Stephan Enter
Game
Creating maximum effect with minimal means
Stephan Enter is a writer who takes time to describe the atmosphere, milieu and nature of his characters sensitively and in great detail. As with his previous two novels, this new one is characterised not by loud street noises or an exciting urban life of drink, drugs and rock & roll, but by a refined, touching, sometimes happy, sometimes sad atmosphere in which he describes a number of scenes from the childhood of an intelligent village boy.
Norbert Vijgh is shy and self-conscious, wary and sensitive, perhaps over-sensitive, to everything happening around him. Norbert is a familiar type in Dutch literature: Stephan Enter belongs to the same clear, realistic tradition of writers like Vestdijk, Reve and Rosenboom.

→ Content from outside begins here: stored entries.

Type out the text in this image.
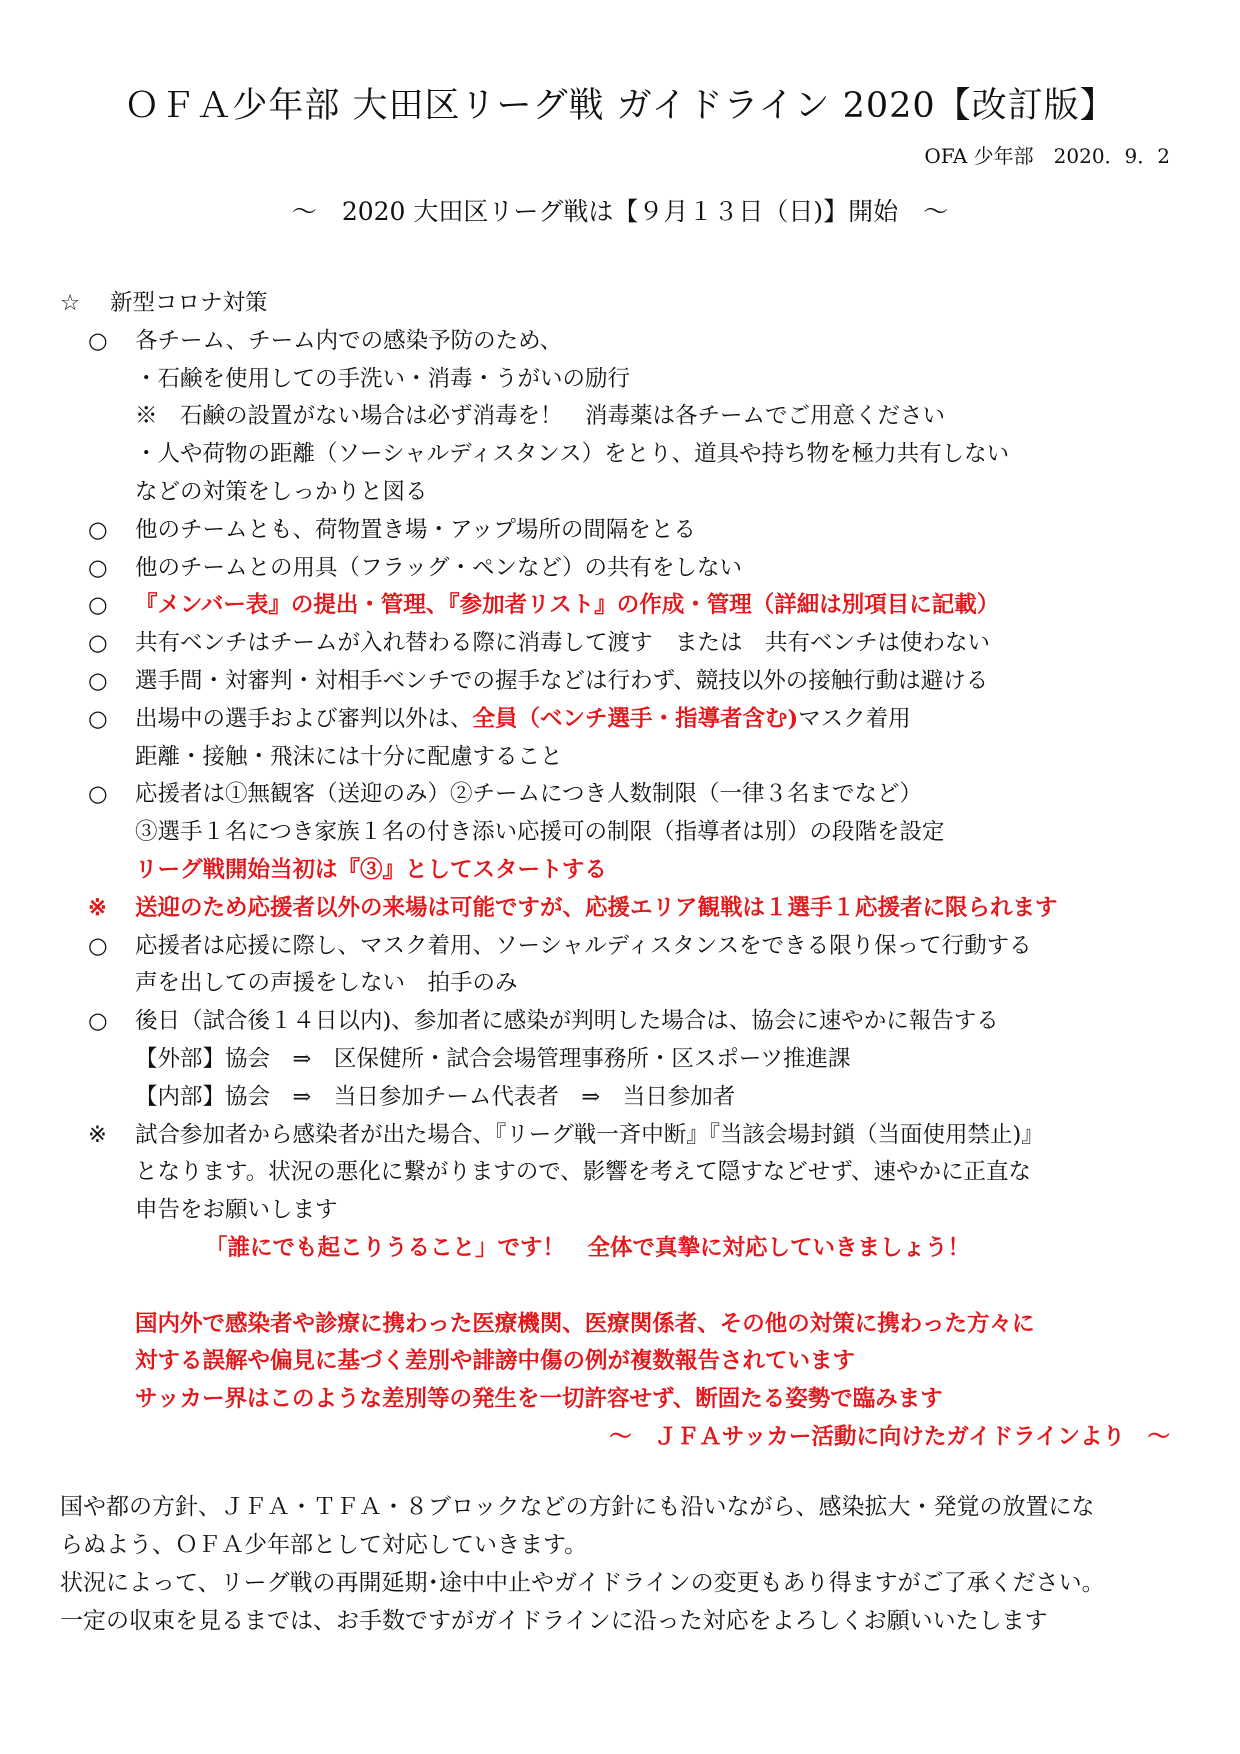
ＯＦＡ少年部 大田区リーグ戦 ガイドライン 2020【改訂版】
OFA 少年部　2020．9．2
～　2020 大田区リーグ戦は【９月１３日（日)】開始　～
☆ 新型コロナ対策
○ 各チーム、チーム内での感染予防のため、
・石鹸を使用しての手洗い・消毒・うがいの励行
※　石鹸の設置がない場合は必ず消毒を！　消毒薬は各チームでご用意ください
・人や荷物の距離（ソーシャルディスタンス）をとり、道具や持ち物を極力共有しない
などの対策をしっかりと図る
○ 他のチームとも、荷物置き場・アップ場所の間隔をとる
○ 他のチームとの用具（フラッグ・ペンなど）の共有をしない
○ 『メンバー表』の提出・管理、『参加者リスト』の作成・管理（詳細は別項目に記載）
○ 共有ベンチはチームが入れ替わる際に消毒して渡す　または　共有ベンチは使わない
○ 選手間・対審判・対相手ベンチでの握手などは行わず、競技以外の接触行動は避ける
○ 出場中の選手および審判以外は、全員（ベンチ選手・指導者含む)マスク着用
距離・接触・飛沫には十分に配慮すること
○ 応援者は①無観客（送迎のみ）②チームにつき人数制限（一律３名までなど）
③選手１名につき家族１名の付き添い応援可の制限（指導者は別）の段階を設定
リーグ戦開始当初は『③』としてスタートする
※ 送迎のため応援者以外の来場は可能ですが、応援エリア観戦は１選手１応援者に限られます
○ 応援者は応援に際し、マスク着用、ソーシャルディスタンスをできる限り保って行動する
声を出しての声援をしない　拍手のみ
○ 後日（試合後１４日以内)、参加者に感染が判明した場合は、協会に速やかに報告する
【外部】協会　⇒　区保健所・試合会場管理事務所・区スポーツ推進課
【内部】協会　⇒　当日参加チーム代表者　⇒　当日参加者
※ 試合参加者から感染者が出た場合、『リーグ戦一斉中断』『当該会場封鎖（当面使用禁止)』
となります。状況の悪化に繋がりますので、影響を考えて隠すなどせず、速やかに正直な
申告をお願いします
「誰にでも起こりうること」です！　全体で真摯に対応していきましょう！
国内外で感染者や診療に携わった医療機関、医療関係者、その他の対策に携わった方々に
対する誤解や偏見に基づく差別や誹謗中傷の例が複数報告されています
サッカー界はこのような差別等の発生を一切許容せず、断固たる姿勢で臨みます
～　ＪＦＡサッカー活動に向けたガイドラインより　～
国や都の方針、ＪＦＡ・ＴＦＡ・８ブロックなどの方針にも沿いながら、感染拡大・発覚の放置にな
らぬよう、ＯＦＡ少年部として対応していきます。
状況によって、リーグ戦の再開延期･途中中止やガイドラインの変更もあり得ますがご了承ください。
一定の収束を見るまでは、お手数ですがガイドラインに沿った対応をよろしくお願いいたします
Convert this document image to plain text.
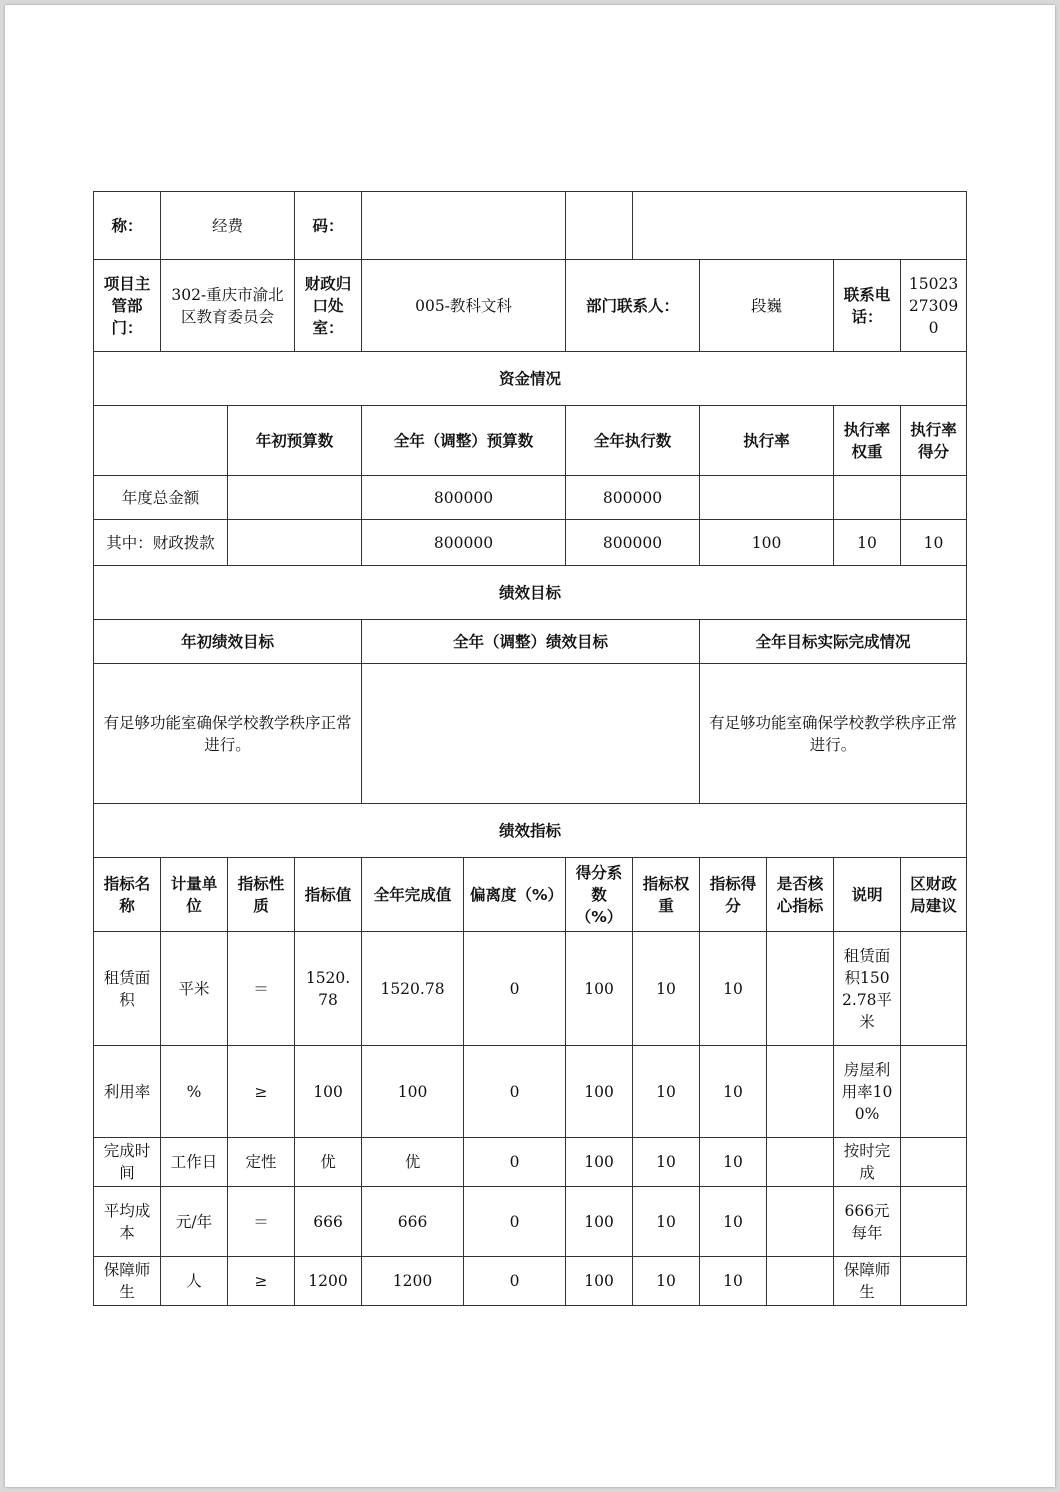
称：	经费		码：								
项目主管部门：	302-重庆市渝北区教育委员会		财政归口处室：	005-教科文科		部门联系人：		段巍		联系电话：	15023273090
资金情况											
		年初预算数		全年（调整）预算数		全年执行数		执行率		执行率权重	执行率得分
年度总金额				800000		800000					
其中：财政拨款				800000		800000		100		10	10
绩效目标											
年初绩效目标				全年（调整）绩效目标				全年目标实际完成情况			
有足够功能室确保学校教学秩序正常进行。								有足够功能室确保学校教学秩序正常进行。			
绩效指标											
指标名称	计量单位	指标性质	指标值	全年完成值	偏离度（%）	得分系数（%）	指标权重	指标得分	是否核心指标	说明	区财政局建议
租赁面积	平米	＝	1520.78	1520.78	0	100	10	10		租赁面积1502.78平米	
利用率	%	≥	100	100	0	100	10	10		房屋利用率100%	
完成时间	工作日	定性	优	优	0	100	10	10		按时完成	
平均成本	元/年	＝	666	666	0	100	10	10		666元每年	
保障师生	人	≥	1200	1200	0	100	10	10		保障师生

Norbert Vijgh’s youth is unexceptional; he grows up from boy to teenager to young man in a life marked by nothing more than ripples. But still waters can run deep and dark. The real world intrudes constantly into Norbert’s safe inner world dominated as it is by reveries and fantasy. In the first chapter, Bird Language, Norbert plays ‘Indians’ in the woods near his native village and for the first time in his life meets a black man. To his excitement and surprise, they become friends. Sadly ‘Soufi-Ali’ leaves the village and the friendship ends.
This ennobling pattern recurs in every chapter, each of which is a well-plotted short story in its own right, and in each of which a game is played. In effect, Norbert is forced to play a game with the world outside; he plays in earnest but doesn’t always ‘win’. Becoming aware of adult reality often means losing the naïve or audacious boy-thoughts that he loves. ‘Perhaps this is when, now that you’re eighteen, the days of fantasy bouncing all over the place are over, transformed into a lead bullet that’ll barely roll forwards,’ Norbert thinks.
On the threshold of adulthood, addressed by figures in the stained-glass windows in church, Norbert falls from his father’s faith, falls in love and, for the first time, makes love to a girl. To his horror, he sees pimples appear on his schoolfriends’ faces, he is humiliated by a group of gangling youths and travels abroad by train for the first time – all crucial initiation rites.
In the last chapter, ‘Scrabble’, in which Norbert goes on holiday in Switzerland with his grandmother, Enter once again makes it clear what this book is about, creating maximum effect with minimal means. By painting an affectionate portrait of the frail ‘grandma’ – seemingly unexceptional material – through the eyes of her nearly grown-up, loving grandson, he impresses and moves the reader. Stephan Enter knows how to play the game, poignantly and subtly.